L'émergence du contentieux relatif aux conditions d'accès du public aux documents du Conseil et de la Commission est maintenant confirmée. Le Tribunal a rappelé la règle selon laquelle est garanti un droit d'accès, le plus large possible, aux documents détenus par ces institutions et que les exceptions à cette règle sont d'interprétation stricte. Il a, notamment, censuré le refus de la Commission de donner accès aux procès-verbaux du comité du code des douanes (arrêt Rothmans International/Commission) et à des documents qu'elle n'aurait pas rédigés aux seules fins d'une procédure juridictionnelle particulière (arrêt Interporc/Commission), de même qu'il a annulé une décision du Conseil refusant de donner accès à un document dans le domaine des relations internationales sans avoir examiné la possibilité d'en divulguer certains passages (arrêt Hautala/Conseil). Il a, en revanche, approuvé (arrêt Bavarian Lager/Commission) que la Commission se prévale de l'exception tirée de la protection de l'intérêt public pour refuser de donner accès à un projet d'avis motivé élaboré par cette dernière dans le cadre de l'article 169 du traité CE (devenu article 226).

Le Tribunal a également veillé à la bonne application de la réglementation applicable en matière antidumping. Les arrêts rendus en 1999 dans cette matière ont confirmé les actes normatifs attaqués sur le fond. On retiendra également de l'arrêt Petrotub et Republica/Conseil qu'il clarifie l'étendue des droits procéduraux des exportateurs, reconnus par le règlement de base n - 384/96.

Les affaires relevant de la politique agricole ont continué de porter sur les conséquences, pour certains opérateurs économiques, de l'établissement de l'organisation commune des marchés dans le secteur de la banane. Elles ont aussi porté sur la légalité de la suppression d'un concours du FEOGA en cas de violations graves d'obligations essentielles (arrêt Conserve Italia/Commission) et sur l'obligation de respecter les conditions énoncées dans un avis d'adjudication, la Commission ayant sur ce point été censurée pour avoir modifié les conditions de l'adjudication portant sur l'offre à présenter (arrêt CAS Succhi di Frutta/Commission).

Le droit des marques fait son apparition sur la scène judiciaire du Tribunal.
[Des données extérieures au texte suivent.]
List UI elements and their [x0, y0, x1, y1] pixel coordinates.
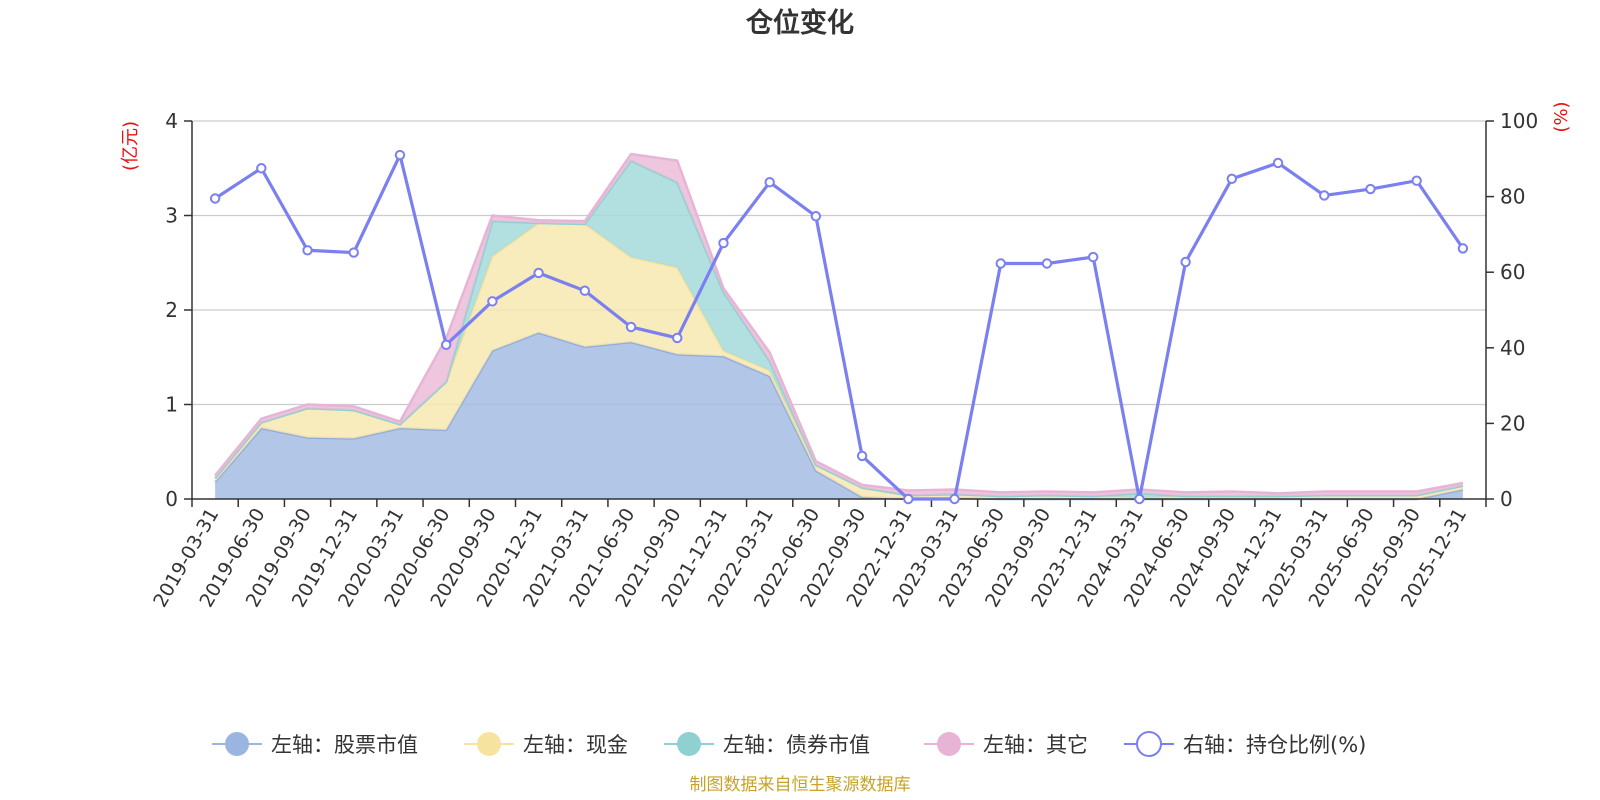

Le premier recours formé contre une décision de l'une des chambres de recours de l'Office de l'harmonisation dans le marché intérieur a conduit à une annulation [arrêt Procter & Gamble/OHMI (Baby-dry)]. Cet arrêt ouvre la voie à une très grande série d'affaires dans ce domaine de la propriété intellectuelle.

Enfin, le juge des référés, de plus en plus fréquemment sollicité, a été amené à rejeter des demandes de mesures provisoires en considération d'exigences liées à la santé publique (ordonnances Pfizer Animal Health/Conseil et Alpharma/Conseil) et à accueillir une demande de sursis à l'exécution d'une décision du Parlement empêchant la constitution d'un groupe politique (ordonnance Martinez et de Gaulle/Parlement).